Volleyball victories belong to the Vikings girls
For La Jolla High School, the girls
volleyball season couldn’t have gotten off to a better start. Fueled by a three-game sweep of city rival The Bishop’s School on Sept. 13, the Vikings opened the 2005 campaign by going 3-0 in the season’s first week.
The match against Bishop’s, which came in its season opener, couldn’t have better captured the two teams’ neighborhood rivalry, despite the quick nature with which La Jolla dispatched its opponent. The Vikings won the first game, 25-10, but then had to negotiate two nail-biters in wins of 27-25 and 26-24 to close it out.
Had a few points gone the other way in Game 2 and Game 3, the Vikings and Knights could easily have been playing a full five-game match.
“We were able to pull this one out in three games, but this season, there are so many teams in San Diego that are very, very equal,” La Jolla Coach Dave Jones said. “On any given day, three or four different teams could be on top. It will be interesting where we start and where we end up. It might be a situation where everybody kind of beats up on each other all the way down to the wire.”
The Vikings put the Bishop’s match away by rallying in Game 3 from deficits of 8-3 and 21-14. After Bishop’s surged to that 21-14 lead as Torie Hadeler held serve for six straight points, the Knights wouldn’t score consecutive points the rest of the day.
An Alex Kearney kill and two unforced errors by the Knights got the Vikings within a point at 23-22, and after the Knights’ Rachel Cocalis registered a kill that put her team one point away from sending it to a Game 4, the Vikings rattled off four straight points on Jennifer Keane’s serve to close it out.
“I wasn’t surprised to have some close games here. I was happy we were able to get through it in three,” Jones said. “It came very close to going four, so that comeback was huge. It was kind of a confidence builder for us to be able to do that.”
In Game 2, La Jolla built a large early lead, but allowed Bishop’s back into it and had to battle down the stretch.
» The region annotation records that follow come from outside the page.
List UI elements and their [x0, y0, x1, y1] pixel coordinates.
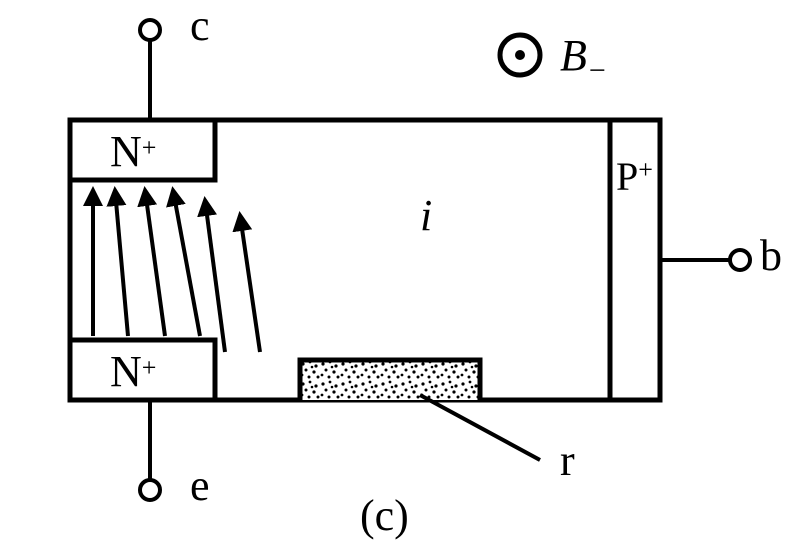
r-pointer-line [420, 395, 540, 460]
r-region-fill [300, 360, 480, 400]
subfigure-caption: (c) [360, 491, 409, 540]
n-plus-bottom-label: N+ [110, 347, 156, 396]
carrier-arrow-1 [115, 190, 128, 336]
carrier-arrow-3 [173, 190, 200, 336]
emitter-e-label: e [190, 461, 210, 510]
b-field-label: B− [560, 31, 606, 87]
carrier-arrow-5 [240, 215, 260, 352]
base-b-label: b [760, 231, 782, 280]
collector-c-terminal [140, 20, 160, 40]
carrier-arrow-2 [145, 190, 165, 336]
p-plus-label: P+ [616, 154, 653, 199]
carrier-arrow-4 [205, 200, 225, 352]
emitter-e-terminal [140, 480, 160, 500]
base-b-terminal [730, 250, 750, 270]
collector-c-label: c [190, 1, 210, 50]
n-plus-top-label: N+ [110, 127, 156, 176]
r-label: r [560, 436, 575, 485]
b-field-dot-icon [515, 50, 525, 60]
intrinsic-i-label: i [420, 191, 432, 240]
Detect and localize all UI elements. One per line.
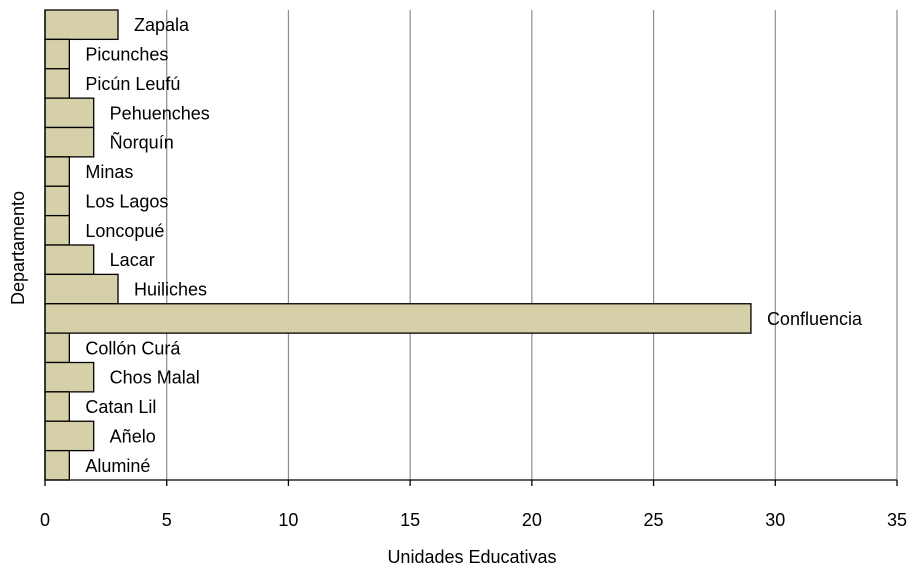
bar-category-label: Chos Malal [110,368,200,388]
bar-category-label: Huiliches [134,280,207,300]
bar [44,420,95,452]
x-tick-labels: 0 5 10 15 20 25 30 35 [40,510,907,530]
x-tick-label: 20 [522,510,542,530]
bar-category-label: Picunches [85,45,168,65]
x-tick-label: 5 [162,510,172,530]
bar [44,332,70,364]
bar [44,273,119,305]
bar [44,9,119,41]
bar [44,156,70,187]
bar [44,449,70,481]
bar [44,303,752,334]
bar-category-label: Loncopué [85,221,164,241]
bar-category-label: Collón Curá [85,338,181,358]
bar-category-label: Picún Leufú [85,74,180,94]
bars [44,9,752,481]
bar [44,361,95,393]
bar [44,38,70,70]
x-tick-label: 35 [887,510,907,530]
bar [44,244,95,276]
bar-category-label: Minas [85,162,133,182]
bar-category-label: Zapala [134,15,190,35]
x-tick-label: 0 [40,510,50,530]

The Vikings led, 12-6 and 15-9, before the Knights stormed back to tie the game at 15 and eventually take a 19-17 lead. After that point, La Jolla never led until it snuck ahead at 24-23 on a Kearney kill.
Bishop’s took a 25-24 lead with kills from Jenna Diggs and Cocalis, but the Vikings rallied for three straight points to win. The first two came on unforced errors by Bishop’s, and Lily Durwood finished the game out with an ace.
Game 1 belonged to La Jolla from the start. The Vikings built leads of 7-2, 11-7 and 15-9 before rattling off eight unanswered points on the serve of Durwood to get within closing distance.
“They have a really great team, and I think maybe they were just a little bit off today,” La Jolla Coach Jones said of Bishop’s, which had started the season 6-0 and had won the San Diego Classic tournament the weekend before.
Bishop’s Coach Tod Mattox was not disappointed with being swept because two of the three games were competitive, and said the loss served as a stepping stone for his team.
“They played very well, and they got off to a good start,” Mattox said. “We didn’t play well in the first game, so that got them going. We had game points in both Games 2 and 3. We didn’t do a good job closing out games, and there are a bunch of small reasons for that. We need to get back in the gym. We’ll be all right.”
Mattox said La Jolla played the big points very well. “A 3-0 score looks like a blowout, but it very easily could have been 2-1 us after three games. With the exception of Game 1, I thought we competed hard.”
The Knights were led offensively by Cocalis, who contributed nine kills, and Hadeler, who had six.
For La Jolla, Cameron Smith had 11 kills, and Kearney added nine. Durwood pitched in with 20 assists, and Avalon Preisondorfer had five blocks.
Both coaches said the opportunity to play against a school just around the corner in the season’s first week made for an eventful start to the year.
“We know a lot of their kids and their families, so it’s fun,” Mattox said.
Added Jones: “The parents usually get into it. A lot of these parents and kids have known each other for a long time.”